Profile before optimizing. Always. I've wasted entire afternoons "optimizing" things that were 2% of the runtime.
Watch your shapes. Dynamic shapes break torch.compile caches and CUDA graphs. If you can pad to a few bucket sizes, do it.
Stop sprinkling .cpu() and .item() calls. Each one forces a sync and stalls the pipeline. If you're doing it inside the training loop for logging, batch it up.
Check nvidia-smi while training. If utilization is below ~70%, something's wrong. That's your signal to break out the profiler.

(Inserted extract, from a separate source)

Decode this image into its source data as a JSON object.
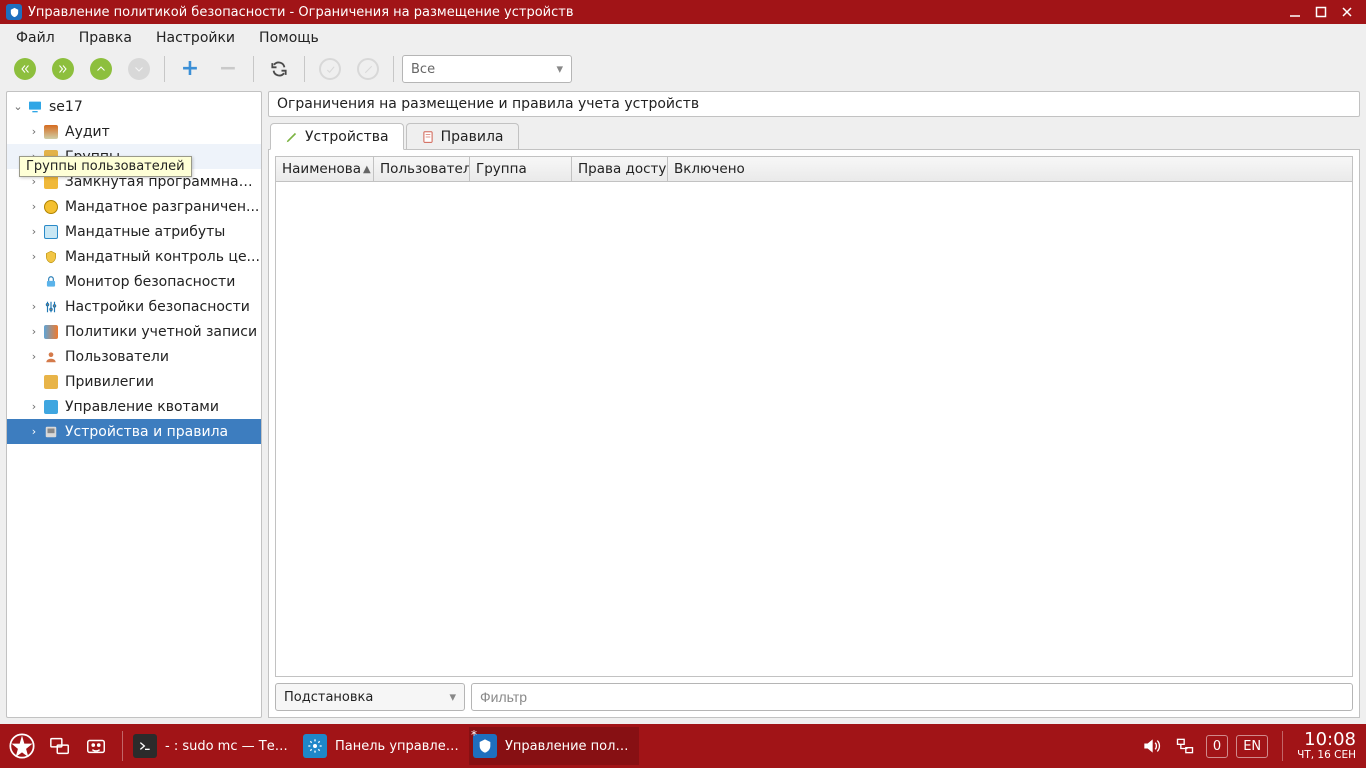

Read the assembly when it really matters. For hot kernels, Triton lets you dump the PTX and see what actually got generated. Sometimes the autoscheduler does something silly.

The meta-lesson here is that GPU performance is a first-principles problem, not a vibes-based one. Once you know whether you're starved for FLOPs, bandwidth, or launches, the fix usually becomes obvious. The frustrating part is just resisting the urge to skip the profiling step.